Today, 13 plus months after they voted to unionize, newsroom employees at the Santa Barbara News-Press will finally sit down at the bargaining table with representatives of the paper's management on the other side.
So, are you thinking what I'm thinking? What the hell took so long?
Wendy spent a lot of time and undoubtedly an unfathomable amount of money trying to stave off negotiations.
While Wendy stalled, circulation went into the tank. Despite that fact I'm not optimistic about the prospects of the McCaw doing anything other than dragging the heels of her Jimmy Choo's. I hope I'm wrong.
This initial round of negotiations is only scheduled to last two days. Hopefully they will get down to business quickly and won't waste time arguing about the shape of the table that they're sitting at.
Nick Caruso, a union official with the Graphics Communication Conference of the Teamsters, will be serving as spokesperson for the employees of the newsroom. The Union Committee consists of Lyn Ward, Dennis Moran, and alternates, Karna Hughes and Tom Schultz. Dawn Hobbs and Melinda Burns. along with Schultz will serve as technical advisers while they are awaiting, what they hope will be, reinstatement to their former positions as reporters at the paper.
It is believed that the chief negotiator on behalf of the paper is Michael Zinser, the Tennessee attorney who played an advisory role to Barry Cappello in the recently concluded NLRB hearings.
The meetings are taking place at an undisclosed "neutral" location here in town. (And there's a discussion post on this over at Blogabarbara.)
It hadn't happened for a long time, but all four stories on the front page of last Saturday's paper carried the by-line of a local reporter.

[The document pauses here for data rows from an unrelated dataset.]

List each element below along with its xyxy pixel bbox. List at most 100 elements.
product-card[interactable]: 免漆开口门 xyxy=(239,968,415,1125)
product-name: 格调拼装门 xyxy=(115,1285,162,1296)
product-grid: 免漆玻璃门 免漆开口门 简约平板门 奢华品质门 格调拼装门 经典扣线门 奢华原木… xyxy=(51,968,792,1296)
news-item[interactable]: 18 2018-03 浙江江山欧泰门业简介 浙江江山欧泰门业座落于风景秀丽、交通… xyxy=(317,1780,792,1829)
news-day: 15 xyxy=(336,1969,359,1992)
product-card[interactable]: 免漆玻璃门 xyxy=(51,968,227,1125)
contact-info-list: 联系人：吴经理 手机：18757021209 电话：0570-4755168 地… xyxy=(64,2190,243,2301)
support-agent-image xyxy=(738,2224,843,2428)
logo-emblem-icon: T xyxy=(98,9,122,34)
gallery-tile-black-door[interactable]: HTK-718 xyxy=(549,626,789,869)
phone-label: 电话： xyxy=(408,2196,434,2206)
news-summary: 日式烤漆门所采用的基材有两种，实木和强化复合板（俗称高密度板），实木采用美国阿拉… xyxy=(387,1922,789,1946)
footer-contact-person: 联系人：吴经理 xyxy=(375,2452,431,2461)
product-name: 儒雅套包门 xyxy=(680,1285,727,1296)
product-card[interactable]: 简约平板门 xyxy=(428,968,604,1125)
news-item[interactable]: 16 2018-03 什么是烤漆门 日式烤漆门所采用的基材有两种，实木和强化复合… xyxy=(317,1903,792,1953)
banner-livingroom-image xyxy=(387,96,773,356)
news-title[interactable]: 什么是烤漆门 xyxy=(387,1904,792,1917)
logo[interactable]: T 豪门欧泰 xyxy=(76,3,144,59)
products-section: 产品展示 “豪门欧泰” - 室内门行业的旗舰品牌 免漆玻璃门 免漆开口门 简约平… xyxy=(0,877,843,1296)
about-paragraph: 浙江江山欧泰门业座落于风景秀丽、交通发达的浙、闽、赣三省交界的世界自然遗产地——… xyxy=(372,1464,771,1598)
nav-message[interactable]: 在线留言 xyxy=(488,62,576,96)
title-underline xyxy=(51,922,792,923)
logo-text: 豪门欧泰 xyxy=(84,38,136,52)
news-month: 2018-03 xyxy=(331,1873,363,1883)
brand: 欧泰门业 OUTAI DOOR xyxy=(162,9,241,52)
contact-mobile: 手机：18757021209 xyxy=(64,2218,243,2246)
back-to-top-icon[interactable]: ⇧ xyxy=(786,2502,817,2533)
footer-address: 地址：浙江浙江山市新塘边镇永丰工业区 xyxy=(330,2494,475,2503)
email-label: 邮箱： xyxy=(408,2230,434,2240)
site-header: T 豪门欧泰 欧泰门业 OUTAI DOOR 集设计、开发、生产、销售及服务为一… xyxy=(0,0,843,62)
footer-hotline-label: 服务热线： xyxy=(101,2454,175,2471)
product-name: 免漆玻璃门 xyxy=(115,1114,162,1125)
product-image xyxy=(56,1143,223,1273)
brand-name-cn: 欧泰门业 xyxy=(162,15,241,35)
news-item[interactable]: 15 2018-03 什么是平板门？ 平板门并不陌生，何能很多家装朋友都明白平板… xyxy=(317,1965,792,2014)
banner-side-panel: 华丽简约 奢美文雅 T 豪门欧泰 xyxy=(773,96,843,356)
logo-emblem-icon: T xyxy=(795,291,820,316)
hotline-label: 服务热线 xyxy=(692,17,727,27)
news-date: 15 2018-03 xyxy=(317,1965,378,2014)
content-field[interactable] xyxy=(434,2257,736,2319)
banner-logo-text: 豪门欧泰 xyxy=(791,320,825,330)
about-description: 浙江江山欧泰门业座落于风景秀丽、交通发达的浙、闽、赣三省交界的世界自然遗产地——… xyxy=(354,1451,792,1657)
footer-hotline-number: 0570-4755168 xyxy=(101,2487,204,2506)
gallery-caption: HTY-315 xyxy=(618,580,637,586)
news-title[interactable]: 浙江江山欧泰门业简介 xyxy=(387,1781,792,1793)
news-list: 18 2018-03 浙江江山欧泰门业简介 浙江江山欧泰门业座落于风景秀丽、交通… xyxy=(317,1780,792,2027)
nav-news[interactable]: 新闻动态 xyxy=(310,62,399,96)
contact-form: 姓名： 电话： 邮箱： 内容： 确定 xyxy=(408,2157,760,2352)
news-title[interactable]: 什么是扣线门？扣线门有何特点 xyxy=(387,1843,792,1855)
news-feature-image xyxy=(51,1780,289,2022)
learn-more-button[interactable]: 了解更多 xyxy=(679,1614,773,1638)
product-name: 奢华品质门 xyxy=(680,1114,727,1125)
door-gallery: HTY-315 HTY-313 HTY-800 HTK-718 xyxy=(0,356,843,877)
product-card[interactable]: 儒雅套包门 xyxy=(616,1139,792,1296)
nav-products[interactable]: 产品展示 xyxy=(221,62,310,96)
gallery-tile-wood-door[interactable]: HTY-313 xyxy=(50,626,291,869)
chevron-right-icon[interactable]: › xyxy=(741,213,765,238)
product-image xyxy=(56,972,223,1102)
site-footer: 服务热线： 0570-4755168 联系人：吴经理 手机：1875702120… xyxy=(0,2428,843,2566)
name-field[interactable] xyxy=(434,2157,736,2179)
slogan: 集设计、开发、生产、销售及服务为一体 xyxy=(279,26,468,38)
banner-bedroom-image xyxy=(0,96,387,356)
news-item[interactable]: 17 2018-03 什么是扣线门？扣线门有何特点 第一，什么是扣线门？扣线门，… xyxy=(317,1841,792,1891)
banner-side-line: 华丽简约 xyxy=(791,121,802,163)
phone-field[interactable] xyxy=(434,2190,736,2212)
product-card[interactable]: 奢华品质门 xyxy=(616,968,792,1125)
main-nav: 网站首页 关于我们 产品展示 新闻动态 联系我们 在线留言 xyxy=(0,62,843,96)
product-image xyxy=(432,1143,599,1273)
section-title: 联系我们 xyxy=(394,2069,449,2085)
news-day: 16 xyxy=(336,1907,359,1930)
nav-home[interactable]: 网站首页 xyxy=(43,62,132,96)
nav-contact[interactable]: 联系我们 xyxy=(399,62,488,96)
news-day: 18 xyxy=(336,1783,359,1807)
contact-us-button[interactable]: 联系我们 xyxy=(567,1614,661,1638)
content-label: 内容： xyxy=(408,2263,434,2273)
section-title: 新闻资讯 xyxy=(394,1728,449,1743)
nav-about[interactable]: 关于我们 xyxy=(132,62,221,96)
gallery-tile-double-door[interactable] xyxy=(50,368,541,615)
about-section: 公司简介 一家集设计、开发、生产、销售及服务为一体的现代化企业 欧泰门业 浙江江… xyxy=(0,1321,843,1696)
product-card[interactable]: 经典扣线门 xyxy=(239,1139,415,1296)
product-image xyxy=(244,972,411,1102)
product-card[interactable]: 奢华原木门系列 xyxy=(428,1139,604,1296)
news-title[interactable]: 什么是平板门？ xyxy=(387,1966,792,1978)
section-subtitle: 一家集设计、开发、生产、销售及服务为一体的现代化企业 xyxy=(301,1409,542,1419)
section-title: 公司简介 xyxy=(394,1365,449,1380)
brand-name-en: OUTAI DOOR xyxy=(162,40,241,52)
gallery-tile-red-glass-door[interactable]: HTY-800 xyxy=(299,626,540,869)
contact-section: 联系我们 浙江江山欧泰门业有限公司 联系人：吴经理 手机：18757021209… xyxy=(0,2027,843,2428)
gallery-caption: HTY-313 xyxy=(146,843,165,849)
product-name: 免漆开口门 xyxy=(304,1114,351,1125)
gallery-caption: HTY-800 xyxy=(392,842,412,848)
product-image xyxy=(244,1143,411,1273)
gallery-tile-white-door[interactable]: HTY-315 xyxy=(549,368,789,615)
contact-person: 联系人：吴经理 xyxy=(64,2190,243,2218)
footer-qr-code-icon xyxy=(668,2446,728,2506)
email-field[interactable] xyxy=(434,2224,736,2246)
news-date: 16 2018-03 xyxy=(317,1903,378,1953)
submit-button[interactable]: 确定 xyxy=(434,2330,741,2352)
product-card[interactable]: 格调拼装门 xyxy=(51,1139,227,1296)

Unfortunately it was a short-lived trend. Yesterday's paper had no local stories on the front page. Just some huge photos, with an accompanying caption, of a Veteran's Day celebration.
In the light of that nearly 15 percent drop in circulation, the News-Press has been conducting a very aggressive phone campaign to try to get former subscribers back into the fold.
Leslie Westbrook wrote about her own experience with the paper's telemarketers in her column yesterday in the Daily Sound.
Steve Underwood, a former colleague of mine at the County Counsel's office, wrote to say that the other night he and his wife received one of those phone calls trying to get them to re-subscribe to the paper. Steve's wife politely listened to the caller and then said... "Is Wendy still there?" The caller said "yes." To which Steve's wife replied, "Well then, we aren't interested." She then hung up the phone.
Maybe more people would sign up if Wendy raffled off one of those Bentleys?
Yesterday I used the word "tea-totaler." A couple of readers wrote in to point out the correct way to spell "teetotaler."
Having never been one, how was I supposed to know?